Auch wenn die deutsche Bauindustrie Gastgeber ist, weiß ich doch, daß das ganze Spektrum der deutschen Wirtschaft heute bei Ihnen vertreten ist. Das will ich zum Anlaß nehmen, mich zu einem Thema zu äußern, das die Zukunft der Industriegesellschaft als ganze betrifft: das Problem der Arbeitslosigkeit. In den meisten Branchen werden Arbeitsplätze wegrationalisiert, Produktionsstätten der Industrie in kostengünstigere Länder und Regionen verlegt, billige und mobile Arbeitskräfte nach Deutschland hineinrekrutiert. Viele machen sich angesichts knapp 4 Millionen Arbeitsloser Sorge, daß den Deutschen die Arbeit ausgeht.

Zunächst: Arbeit ist mehr als Broterwerb allein, ist mehr als nur eine feste Anstellung oder eine Beschäftigung im Erwerbsleben, ist auch mehr als die Sicherung des Lebensunterhaltes. Arbeit ist zugleich eine Quelle von Selbstwertgefühl, von Selbstbestätigung, von innerer Zufriedenheit, auch von Sozialprestige. Ich verstehe nur allzugut, daß es für die meisten Menschen wichtig ist, "in Arbeit zu stehen".

Andererseits ist Arbeit nicht alles im Leben. Sicherlich muß es ein politisches Ziel sein, allen Menschen die Chance zur Teilnahme am Erwerbsleben zu bieten. Aber auch der Mensch, der nicht arbeiten kann oder derzeit keinen Arbeitsplatz besitzt, verliert seine Würde nicht. Das trifft ja für uns alle unbestreitbar mindestens während zweier langer Abschnitte unseres Lebens zu, in der Kindheit und im Alter.

Heute möchte ich jedoch vor allem über die sprechen, die zur Zeit keinen Arbeitsplatz haben. Sie sind in einer auf Dauer nicht erträglichen Situation, gegen die wir politisch alles nur Sinnvolle und Denkbare tun müssen.

Wir müssen der Tatsache Rechnung tragen, daß heute bedeutend mehr Menschen einer Erwerbsarbeit nachgehen wollen, als Arbeitsplätze angeboten werden. Ich habe daher überhaupt kein Verständnis, wenn etablierte Wirtschaftler oder Interessengruppen sagen, daß wir in unseren entwickelten Volkswirtschaften eben mit einer Sockelarbeitslosigkeit oder einer natürlichen Arbeitslosigkeitsrate leben müßten - egal mit wieviel Prozent man sie beziffert. Obwohl eine Halbierung der Arbeitslosenzahlen schon ein großer Erfolg wäre, erscheint mir selbst diese Aussage zu fatalistisch. Arbeitslosigkeit beeinträchtigt immerhin Menschen, für sich selber und die ihnen anvertrauten Mitmenschen zu sorgen und dadurch sich selbst zu bestätigen.

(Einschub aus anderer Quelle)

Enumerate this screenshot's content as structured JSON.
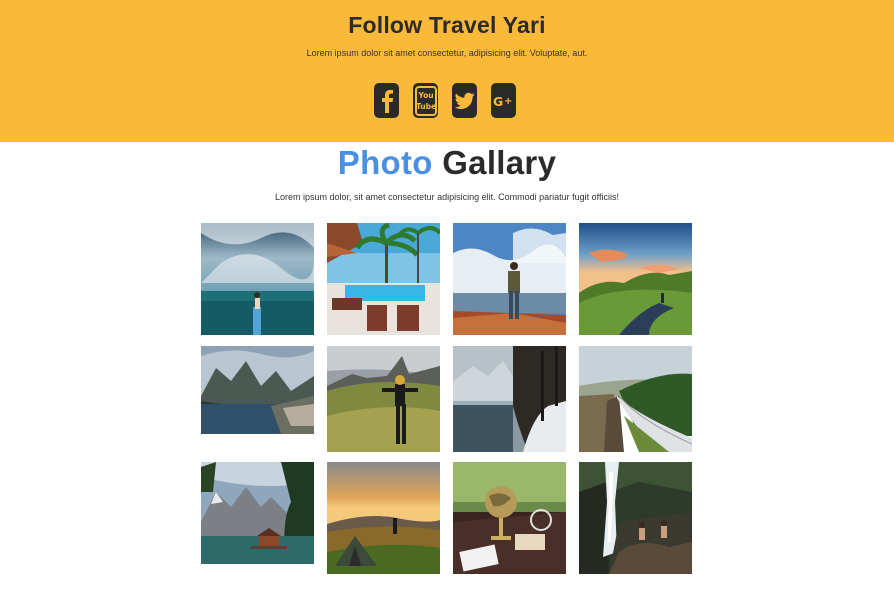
{
  "follow": {
    "title": "Follow Travel Yari",
    "subtitle": "Lorem ipsum dolor sit amet consectetur, adipisicing elit. Voluptate, aut.",
    "social": [
      {
        "icon": "facebook-icon",
        "label": "f"
      },
      {
        "icon": "youtube-icon",
        "label": "You Tube"
      },
      {
        "icon": "twitter-icon",
        "label": ""
      },
      {
        "icon": "google-plus-icon",
        "label": "G+"
      }
    ]
  },
  "gallery": {
    "title_accent": "Photo",
    "title_rest": "Gallary",
    "subtitle": "Lorem ipsum dolor, sit amet consectetur adipisicing elit. Commodi pariatur fugit officiis!",
    "photos": [
      {
        "name": "photo-paddleboard-ocean"
      },
      {
        "name": "photo-tropical-pool"
      },
      {
        "name": "photo-hiker-cliff"
      },
      {
        "name": "photo-sunset-hills"
      },
      {
        "name": "photo-mountain-fjord"
      },
      {
        "name": "photo-person-mountain-field"
      },
      {
        "name": "photo-snowy-forest-lake"
      },
      {
        "name": "photo-valley-road"
      },
      {
        "name": "photo-lake-cabin-mountains"
      },
      {
        "name": "photo-tent-sunset"
      },
      {
        "name": "photo-globe-desk"
      },
      {
        "name": "photo-waterfall"
      }
    ]
  },
  "colors": {
    "banner": "#fbb93a",
    "accent": "#4a90e2",
    "icon_bg": "#2a2a2a"
  }
}
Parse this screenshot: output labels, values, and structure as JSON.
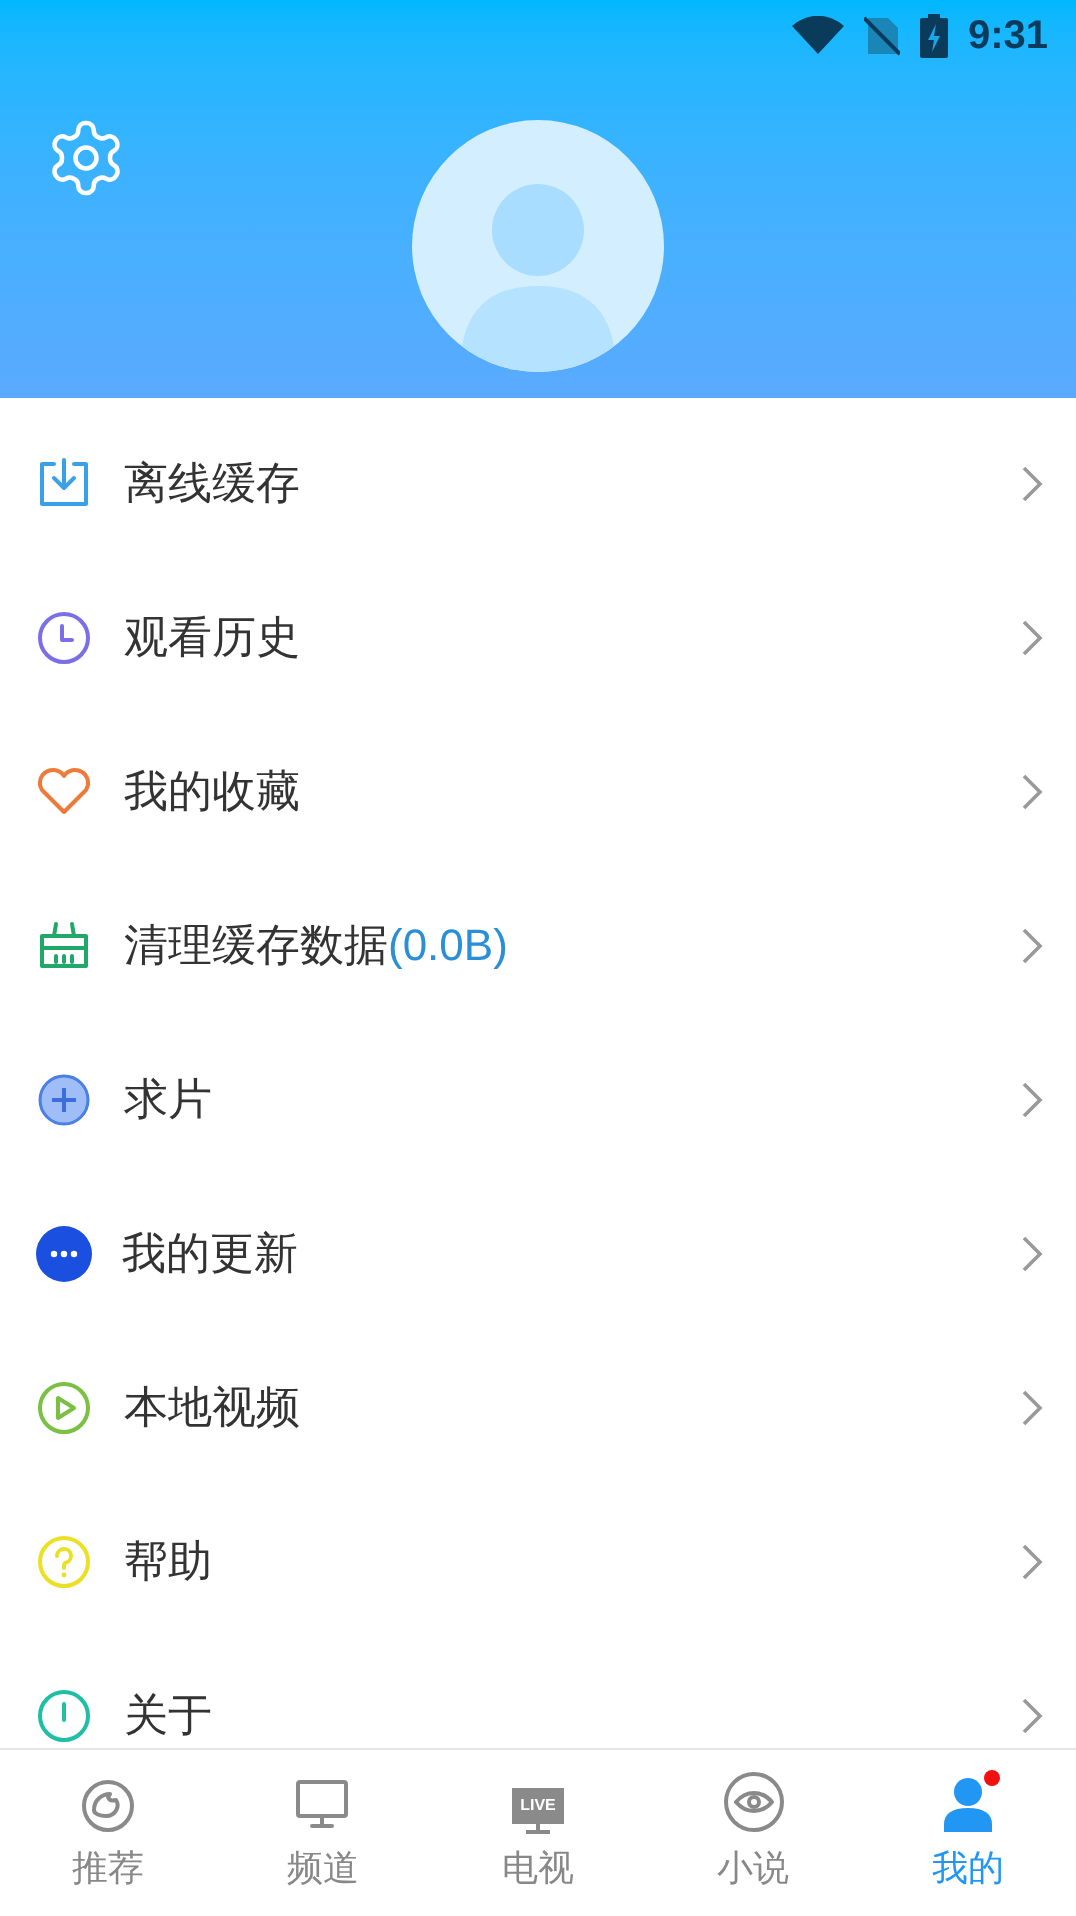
{
  "status_bar": {
    "time": "9:31"
  },
  "menu": [
    {
      "label": "离线缓存"
    },
    {
      "label": "观看历史"
    },
    {
      "label": "我的收藏"
    },
    {
      "label": "清理缓存数据",
      "extra": "(0.0B)"
    },
    {
      "label": "求片"
    },
    {
      "label": "我的更新"
    },
    {
      "label": "本地视频"
    },
    {
      "label": "帮助"
    },
    {
      "label": "关于"
    }
  ],
  "tabs": [
    {
      "label": "推荐",
      "selected": false,
      "dot": false
    },
    {
      "label": "频道",
      "selected": false,
      "dot": false
    },
    {
      "label": "电视",
      "selected": false,
      "dot": false,
      "screen_text": "LIVE"
    },
    {
      "label": "小说",
      "selected": false,
      "dot": false
    },
    {
      "label": "我的",
      "selected": true,
      "dot": true
    }
  ]
}
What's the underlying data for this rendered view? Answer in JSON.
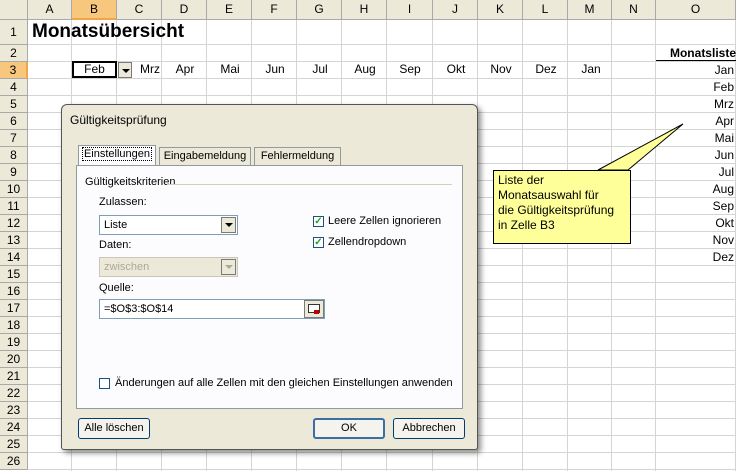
{
  "sheet": {
    "columns": [
      "A",
      "B",
      "C",
      "D",
      "E",
      "F",
      "G",
      "H",
      "I",
      "J",
      "K",
      "L",
      "M",
      "N",
      "O"
    ],
    "rows": [
      "1",
      "2",
      "3",
      "4",
      "5",
      "6",
      "7",
      "8",
      "9",
      "10",
      "11",
      "12",
      "13",
      "14",
      "15",
      "16",
      "17",
      "18",
      "19",
      "20",
      "21",
      "22",
      "23",
      "24",
      "25",
      "26"
    ],
    "title": "Monatsübersicht",
    "active_cell_value": "Feb",
    "row3_months": [
      "Mrz",
      "Apr",
      "Mai",
      "Jun",
      "Jul",
      "Aug",
      "Sep",
      "Okt",
      "Nov",
      "Dez",
      "Jan"
    ],
    "list_header": "Monatsliste",
    "list_months": [
      "Jan",
      "Feb",
      "Mrz",
      "Apr",
      "Mai",
      "Jun",
      "Jul",
      "Aug",
      "Sep",
      "Okt",
      "Nov",
      "Dez"
    ],
    "selected_col_color": "#f7c77e"
  },
  "callout": {
    "lines": [
      "Liste der",
      "Monatsauswahl für",
      "die Gültigkeitsprüfung",
      "in Zelle B3"
    ],
    "bg_color": "#ffff99"
  },
  "dialog": {
    "title": "Gültigkeitsprüfung",
    "tabs": [
      "Einstellungen",
      "Eingabemeldung",
      "Fehlermeldung"
    ],
    "group_label": "Gültigkeitskriterien",
    "allow_label": "Zulassen:",
    "allow_value": "Liste",
    "data_label": "Daten:",
    "data_value": "zwischen",
    "source_label": "Quelle:",
    "source_value": "=$O$3:$O$14",
    "ignore_blank_label": "Leere Zellen ignorieren",
    "dropdown_label": "Zellendropdown",
    "apply_all_label": "Änderungen auf alle Zellen mit den gleichen Einstellungen anwenden",
    "clear_all_button": "Alle löschen",
    "ok_button": "OK",
    "cancel_button": "Abbrechen",
    "icon_names": [
      "dropdown-arrow-icon",
      "range-select-icon",
      "checkbox-checked-icon"
    ]
  }
}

Ausnahmeerscheinungen gibt es immer: Manche Menschen werden durch Arbeitslosigkeit kreativ, machen sich selbständig, entdecken Marktlücken oder bisher nicht aktivierte Fähigkeiten bei sich selbst. Not macht ja oft erfinderisch und das ist sicher besser als zu resignieren. Aber es gibt eben auch Menschen, die nicht so leistungsstark oder glücklich sind, daß sie immer wieder auf die Füße fallen. Ich habe Verständnis dafür, daß ein langjährig bewährter Facharbeiter, der durch Konkurs seiner Firma arbeitslos wird, nach 30 vergeblichen Bewerbungen resigniert. Und für solche Menschen muß es in einem Staat, der der Sozialen Marktwirtschaft verpflichtet ist, nicht nur ein Auffangnetz geben, sondern auch eine Hilfestellung zur Reintegration ins Berufsleben. Vor allem müssen wir den Arbeitsmarkt ordnungspolitisch so einrahmen, daß die Arbeitgeber Anreize haben, genügend Arbeitsplätze anzubieten.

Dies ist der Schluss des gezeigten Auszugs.